While many other visual surveying methods can scan only for a single color, HSI
is able to distinguish the full color spectrum in each pixel, which allows it to
perceive the unique color “signatures” of individual objects. Well-calibrated
HSI sensors have been able to discern problems from diseases in coral reefs to pollution
in the atmosphere as determined by the distinct spectral signature at a location.

“Because diseased tissues and cells also have distinct spectra,
scientists have been trying to use HSI for medical applications as well,” says
NIST physicist Jeeseong Hwang. “But any time you tell a machine to scan for
something, you need to be sure it is actually looking for what you want, and you
have to make sure that the image analysis algorithm extracts the correct color information
out of a complex multicolor data set. We decided to create a way to calibrate an
HSI device and to test its algorithm as well.”

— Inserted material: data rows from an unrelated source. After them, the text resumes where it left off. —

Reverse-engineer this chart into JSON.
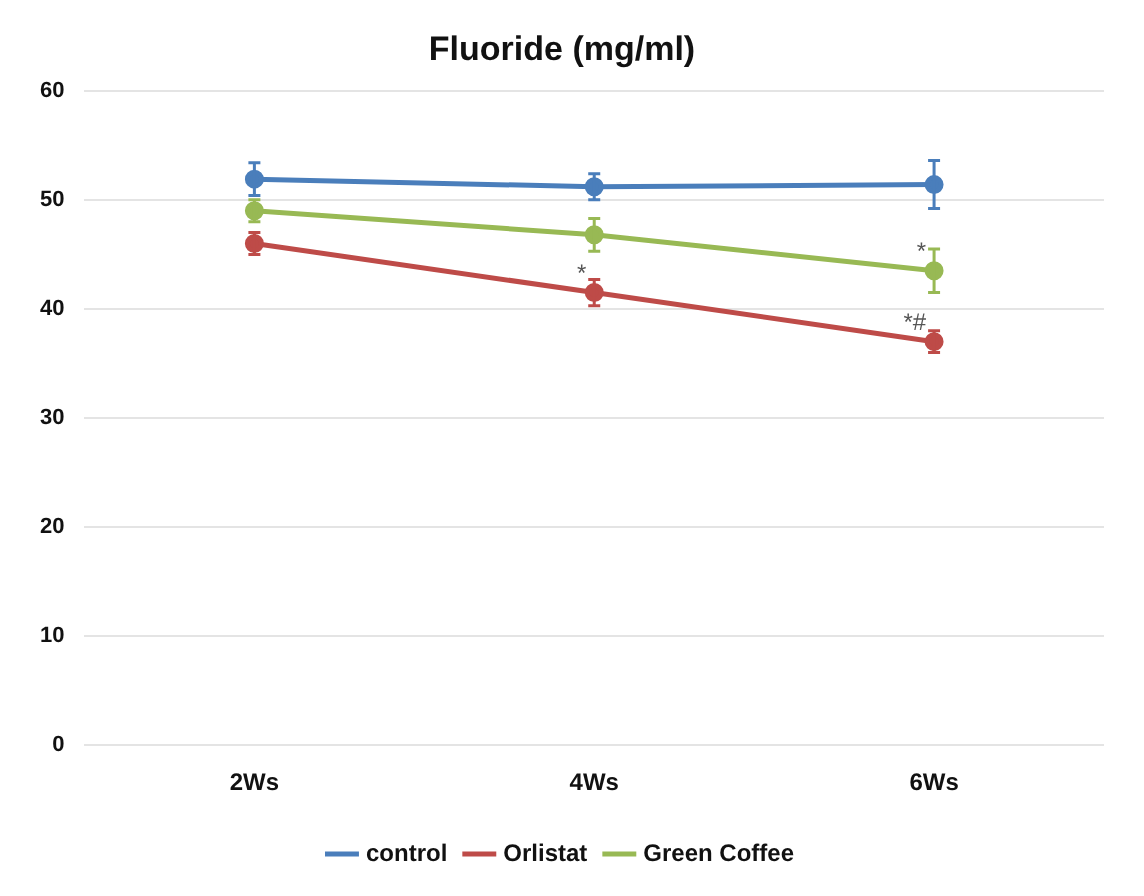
{
  "chart_data": {
    "type": "line",
    "title": "Fluoride (mg/ml)",
    "categories": [
      "2Ws",
      "4Ws",
      "6Ws"
    ],
    "series": [
      {
        "name": "control",
        "color": "#4a7ebb",
        "values": [
          51.9,
          51.2,
          51.4
        ],
        "errors": [
          1.5,
          1.2,
          2.2
        ]
      },
      {
        "name": "Orlistat",
        "color": "#be4b48",
        "values": [
          46,
          41.5,
          37
        ],
        "errors": [
          1,
          1.2,
          1
        ]
      },
      {
        "name": "Green Coffee",
        "color": "#98b954",
        "values": [
          49,
          46.8,
          43.5
        ],
        "errors": [
          1,
          1.5,
          2
        ]
      }
    ],
    "ylim": [
      0,
      60
    ],
    "yticks": [
      0,
      10,
      20,
      30,
      40,
      50,
      60
    ],
    "grid": "y",
    "legend": "bottom",
    "marker": "circle",
    "line_style": "solid",
    "annotations": [
      {
        "text": "*",
        "x": "4Ws",
        "y": 41.5
      },
      {
        "text": "*#",
        "x": "6Ws",
        "y": 37
      },
      {
        "text": "*",
        "x": "6Ws",
        "y": 43.5
      }
    ]
  }
}
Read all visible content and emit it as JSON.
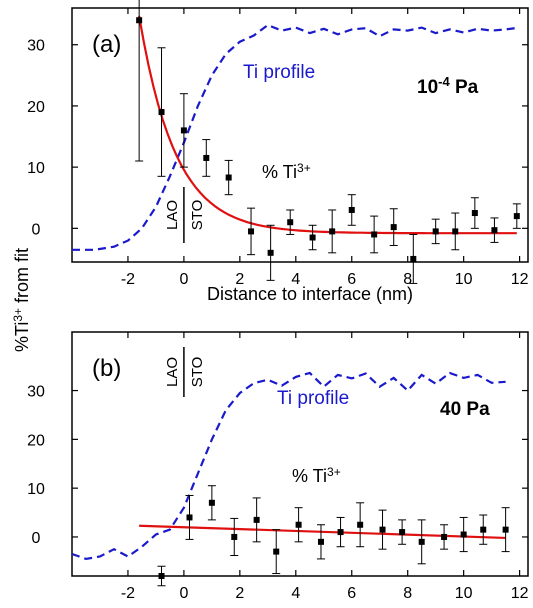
{
  "figure": {
    "ylabel": "%Ti³⁺ from fit",
    "ylabel_base": "%Ti",
    "ylabel_sup": "3+",
    "ylabel_rest": " from fit"
  },
  "chart_data": [
    {
      "type": "scatter",
      "panel": "(a)",
      "pressure": "10-4 Pa",
      "pressure_base": "10",
      "pressure_sup": "-4",
      "pressure_unit": " Pa",
      "xlabel": "Distance to interface (nm)",
      "xlim": [
        -4,
        12.3
      ],
      "ylim": [
        -5.5,
        36
      ],
      "xticks": [
        -2,
        0,
        2,
        4,
        6,
        8,
        10,
        12
      ],
      "yticks": [
        0,
        10,
        20,
        30
      ],
      "interface_left": "LAO",
      "interface_right": "STO",
      "ti_label": "Ti profile",
      "series_label_base": "% Ti",
      "series_label_sup": "3+",
      "colors": {
        "ti_profile": "#1a1acc",
        "fit": "#e01010",
        "points": "#000000"
      },
      "points": [
        {
          "x": -1.6,
          "y": 34.0,
          "err": 23.0
        },
        {
          "x": -0.8,
          "y": 19.0,
          "err": 10.5
        },
        {
          "x": 0.0,
          "y": 16.0,
          "err": 6.0
        },
        {
          "x": 0.8,
          "y": 11.5,
          "err": 3.0
        },
        {
          "x": 1.6,
          "y": 8.3,
          "err": 2.8
        },
        {
          "x": 2.4,
          "y": -0.5,
          "err": 3.8
        },
        {
          "x": 3.1,
          "y": -4.0,
          "err": 4.5
        },
        {
          "x": 3.8,
          "y": 1.0,
          "err": 2.0
        },
        {
          "x": 4.6,
          "y": -1.5,
          "err": 2.0
        },
        {
          "x": 5.3,
          "y": -0.5,
          "err": 3.5
        },
        {
          "x": 6.0,
          "y": 3.0,
          "err": 2.5
        },
        {
          "x": 6.8,
          "y": -1.0,
          "err": 3.0
        },
        {
          "x": 7.5,
          "y": 0.2,
          "err": 3.0
        },
        {
          "x": 8.2,
          "y": -5.0,
          "err": 4.0
        },
        {
          "x": 9.0,
          "y": -0.5,
          "err": 2.0
        },
        {
          "x": 9.7,
          "y": -0.5,
          "err": 3.0
        },
        {
          "x": 10.4,
          "y": 2.5,
          "err": 2.5
        },
        {
          "x": 11.1,
          "y": -0.3,
          "err": 2.0
        },
        {
          "x": 11.9,
          "y": 2.0,
          "err": 2.0
        }
      ],
      "fit": {
        "x_start": -1.6,
        "x_end": 11.9,
        "y_inf": -0.8,
        "amplitude": 35.5,
        "decay_nm": 1.3
      },
      "ti_profile": [
        [
          -4,
          -3.5
        ],
        [
          -3.2,
          -3.5
        ],
        [
          -2.5,
          -3.0
        ],
        [
          -2,
          -2.0
        ],
        [
          -1.5,
          0.0
        ],
        [
          -1,
          3.5
        ],
        [
          -0.5,
          8.5
        ],
        [
          0,
          14
        ],
        [
          0.5,
          20
        ],
        [
          1,
          25
        ],
        [
          1.5,
          28.5
        ],
        [
          2,
          30.5
        ],
        [
          2.5,
          31.5
        ],
        [
          3,
          33.2
        ],
        [
          3.5,
          32.3
        ],
        [
          4,
          32.8
        ],
        [
          4.5,
          31.9
        ],
        [
          5,
          32.6
        ],
        [
          5.5,
          31.7
        ],
        [
          6,
          32.5
        ],
        [
          6.5,
          32.7
        ],
        [
          7,
          31.4
        ],
        [
          7.5,
          32.5
        ],
        [
          8,
          32.3
        ],
        [
          8.5,
          32.8
        ],
        [
          9,
          31.9
        ],
        [
          9.5,
          32.5
        ],
        [
          10,
          32.0
        ],
        [
          10.5,
          32.6
        ],
        [
          11,
          32.3
        ],
        [
          11.5,
          32.5
        ],
        [
          12,
          32.8
        ]
      ]
    },
    {
      "type": "scatter",
      "panel": "(b)",
      "pressure": "40 Pa",
      "xlabel": "",
      "xlim": [
        -4,
        12.3
      ],
      "ylim": [
        -8,
        42
      ],
      "xticks": [
        -2,
        0,
        2,
        4,
        6,
        8,
        10,
        12
      ],
      "yticks": [
        0,
        10,
        20,
        30
      ],
      "interface_left": "LAO",
      "interface_right": "STO",
      "ti_label": "Ti profile",
      "series_label_base": "% Ti",
      "series_label_sup": "3+",
      "colors": {
        "ti_profile": "#1a1acc",
        "fit": "#e01010",
        "points": "#000000"
      },
      "points": [
        {
          "x": -0.8,
          "y": -8.0,
          "err": 2.0
        },
        {
          "x": 0.2,
          "y": 4.0,
          "err": 4.5
        },
        {
          "x": 1.0,
          "y": 7.0,
          "err": 3.5
        },
        {
          "x": 1.8,
          "y": 0.0,
          "err": 3.8
        },
        {
          "x": 2.6,
          "y": 3.5,
          "err": 4.5
        },
        {
          "x": 3.3,
          "y": -3.0,
          "err": 4.5
        },
        {
          "x": 4.1,
          "y": 2.5,
          "err": 3.5
        },
        {
          "x": 4.9,
          "y": -1.0,
          "err": 3.5
        },
        {
          "x": 5.6,
          "y": 1.0,
          "err": 3.0
        },
        {
          "x": 6.3,
          "y": 2.5,
          "err": 4.5
        },
        {
          "x": 7.1,
          "y": 1.5,
          "err": 4.0
        },
        {
          "x": 7.8,
          "y": 1.0,
          "err": 2.5
        },
        {
          "x": 8.5,
          "y": -1.0,
          "err": 4.5
        },
        {
          "x": 9.3,
          "y": 0.0,
          "err": 2.5
        },
        {
          "x": 10.0,
          "y": 0.5,
          "err": 3.5
        },
        {
          "x": 10.7,
          "y": 1.5,
          "err": 3.0
        },
        {
          "x": 11.5,
          "y": 1.5,
          "err": 4.5
        }
      ],
      "fit": {
        "x_start": -1.6,
        "x_end": 11.5,
        "y_start": 2.3,
        "y_end": -0.2
      },
      "ti_profile": [
        [
          -4,
          -3.5
        ],
        [
          -3.5,
          -4.5
        ],
        [
          -3,
          -4.0
        ],
        [
          -2.5,
          -2.5
        ],
        [
          -2,
          -4.0
        ],
        [
          -1.5,
          -2.0
        ],
        [
          -1,
          0.5
        ],
        [
          -0.5,
          1.5
        ],
        [
          0,
          6
        ],
        [
          0.5,
          13
        ],
        [
          1,
          20
        ],
        [
          1.5,
          26
        ],
        [
          2,
          29.5
        ],
        [
          2.5,
          31.5
        ],
        [
          3,
          32.2
        ],
        [
          3.5,
          31.0
        ],
        [
          4,
          32.8
        ],
        [
          4.5,
          33.6
        ],
        [
          5,
          30.8
        ],
        [
          5.5,
          33.2
        ],
        [
          6,
          32.5
        ],
        [
          6.5,
          33.5
        ],
        [
          7,
          30.8
        ],
        [
          7.5,
          32.6
        ],
        [
          8,
          30.0
        ],
        [
          8.5,
          33.2
        ],
        [
          9,
          31.4
        ],
        [
          9.5,
          33.6
        ],
        [
          10,
          32.6
        ],
        [
          10.5,
          33.2
        ],
        [
          11,
          31.6
        ],
        [
          11.5,
          31.8
        ]
      ]
    }
  ]
}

Matthew Clarke, a former National Research Council-supported
postdoctoral fellow in Hwang’s group who is currently working in the National Gallery
of Art in Washington, D.C., wrote new software for a device called
a microarrayer, so named because it is capable of laying down hundreds of tiny sample
droplets in specific places on a microscope slide’s surface. Normally a microarrayer
creates DNA arrays for genetic research, but the team remade it into an artistic
tool, programming it to select chemicals of different hues and lay them down on
the slide’s surface.

The results, which look a bit like dot-matrix printing, can be
used to calibrate medical HSI devices and image analysis algorithms. When combined
with HSI in a medical imaging application, this effort could allow a surgeon to
look for cells with a specific chemical makeup, as determined by the cells’ color.

“Scientists and engineers can create a custom slide with
the exact colors representing the chemical makeup they want the HSI devices to detect,”
Hwang says. “It could be a good way to make sure the HSI devices for medical
imaging perform correctly so that surgeons are able to see all of a tumor or diseased
tissue when operating on a patient.”

This project is part of a larger effort to evaluate and validate
optical medical imaging devices, led by the NIST team members, David Allen, Maritoni
Litorja, Antonio Possolo, Eric Shirley and Jeeseong Hwang. Hwang adds that the special
issue** of Biomedical Optics Express in which the team’s findings appear is
the output of a recent NIST-supported international workshop on the topic.

*M.L. Clarke, J.Y. Lee, D.V. Samarov, D.W. Allen, M. Litorja,
R. Nossal and J. Hwang. Designing microarray phantoms for hyperspectral imaging
validation. Biomedical Optics Express, Vol. 3(6), pp. 1291-1299 (June 2012), doi:
10.1364/BOE.3.001300.

** See www.opticsinfobase.org/boe/virtual_issue.cfm?vid=168.